|Title||Cane, Staff, English, 17th. Cent.; Of the Swain Family|
|Description||Of the Swain Family; Metal Tip, Ivory Handle|
|Material||Wood (yew or orange), ivory|
John Farrar Swain, a native of Reading, VT, who, about 1857, located on a homestead 5 miles south of Papillion, Sarpy County, Nebraska, and resided in that vicinity until his death on April 1, 1891. Following his death, the cane passed to his son, Elmer P., following whose death in 1913 it passed to his eldest son, Lloyd E., now (in 1942) a resident of San Diego, Calif. The latter, having no son, placed the cane in the custody of Robert E. Swain, a nephew, now enlisted for U.S. Army service during WWII. Undoubtedly the cane, more properly know as a quarterstaff, is more than 400 years old. It was brought to America by Swains who came from England or Scotland about 1638 and settled at Reading, Mass. For unknown generations preceding that period, and subsequently, the cane has been held by a male member of the Swain family in each succeeding generation, usually descending from father to eldest son. Dangers attendant with the participation of present descendants of John Farrar Swain in WWII, which may disturb the traditional line of descension, prompt this means of custodianship. The quarterstaff was carried by early landowners of England and Scotland as a combined walking stick and weapon, or cudgel.

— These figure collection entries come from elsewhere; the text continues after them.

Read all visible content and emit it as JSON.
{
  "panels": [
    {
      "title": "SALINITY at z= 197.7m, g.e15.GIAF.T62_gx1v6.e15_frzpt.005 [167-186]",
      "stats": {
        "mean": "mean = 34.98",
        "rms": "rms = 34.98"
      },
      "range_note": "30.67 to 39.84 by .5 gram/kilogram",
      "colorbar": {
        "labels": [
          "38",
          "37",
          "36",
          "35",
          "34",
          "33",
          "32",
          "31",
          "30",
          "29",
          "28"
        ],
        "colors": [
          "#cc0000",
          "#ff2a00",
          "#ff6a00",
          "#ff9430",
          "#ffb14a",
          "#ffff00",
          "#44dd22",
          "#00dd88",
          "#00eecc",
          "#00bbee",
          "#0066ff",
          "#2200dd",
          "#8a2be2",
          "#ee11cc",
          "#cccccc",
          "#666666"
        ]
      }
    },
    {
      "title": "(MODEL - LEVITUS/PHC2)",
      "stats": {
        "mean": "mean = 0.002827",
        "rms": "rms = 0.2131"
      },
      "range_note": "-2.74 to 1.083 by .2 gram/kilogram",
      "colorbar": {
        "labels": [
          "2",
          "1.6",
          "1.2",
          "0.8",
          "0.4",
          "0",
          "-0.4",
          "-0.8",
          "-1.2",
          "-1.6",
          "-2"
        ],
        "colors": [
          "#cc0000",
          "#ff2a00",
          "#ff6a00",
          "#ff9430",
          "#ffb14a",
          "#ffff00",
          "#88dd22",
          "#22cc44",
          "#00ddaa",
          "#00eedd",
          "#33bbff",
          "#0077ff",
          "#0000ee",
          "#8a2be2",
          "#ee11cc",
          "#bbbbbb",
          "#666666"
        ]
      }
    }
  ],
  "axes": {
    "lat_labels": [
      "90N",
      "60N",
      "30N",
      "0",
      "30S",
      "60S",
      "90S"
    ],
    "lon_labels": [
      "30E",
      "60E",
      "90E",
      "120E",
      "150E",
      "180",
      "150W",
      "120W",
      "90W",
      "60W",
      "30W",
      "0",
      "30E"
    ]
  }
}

John Farrar Swain descended from Jeremiah Swain, who came from England or Scotland in 1638-39 and settled at Reading, Mass. His father, Nathaniel Swain II (1769 - 1850), was one of the founders of Reading, VT. As a young man, in harmony with traditions of the family during Colonial and Revolutionary days, John Farrar Swain enlisted for military service. In 1839 he was commissioned lieutenant colonel of the 24th regiment, 2nd brigade, 3rd division, of the Vermont State Militia. In 1851, with his wife and four children then living, he joined other Vermonters in moving to Grand Detour, Ill., where John Deere had established a factory for the manufacture of his invention, the plough moulding board. His first wife Lydia (Davis) Swain, died in 1854. Two years later, he married Marcia Saphronia Kingsley, a widow with two children. One year later, the family moved to Nebraska, crossing the Missouri River by ferry at Omaha or Bellevue, and finally located on a homestead in Sec. 15, Twp. 13, R. 12 E., 5 miles south of Papillion. Indian scares and crises growing out of the possible extension of slave-holding territory, led to the organization of a local militia in Sarpy County, and in view of his military experience, John F. Swain was chosen drill master. At the outbreak of the Civil War this company became the nucleus of the Nebraska regiment which followed Gen. John M. Thayer's command under General Grant. Later it became know as Company B, First Nebraska regiment. In his advanced years, John Farrar Swain retired and moved to Papillion. While on a visit to Springfield, Nebraska, he was stricken with a stroke of paralysis which resulted in his death April 1, 1891. The children of John F. and Lydia (Davis) Swain were: Frances M. Married Payson A. Pierce, and resided in Vermont and New Hampshire until her death at Claremont, NH in 1930; Elvira. Died in infancy.; Elmer P. Resided in Sarpy and Otoe counties, Nebraska. Died at Omaha in 1913.; Lucia R. Married James E. Campbell, and resided in Sarpy and Douglas counties. Died at Omaha in 1909.; Lewis. Twin brother of Lucia. Died in Sarpy County in 1863. The children of John F. and Marica (Kingsley) Swain were: Ellen. Married James E. Pike, and resided in Sarpy and Cedar counties. Died in Cedar County in 1910.; Mary V. Married George J. TImberlake, and now (in 1942) resides at Omaha, NE.; Albert K. Now (in 1942) resides near Reserve, Kansas.; Oliver C. Resided in Sarpy and Cedar counties. Died in Cedar County in 1917.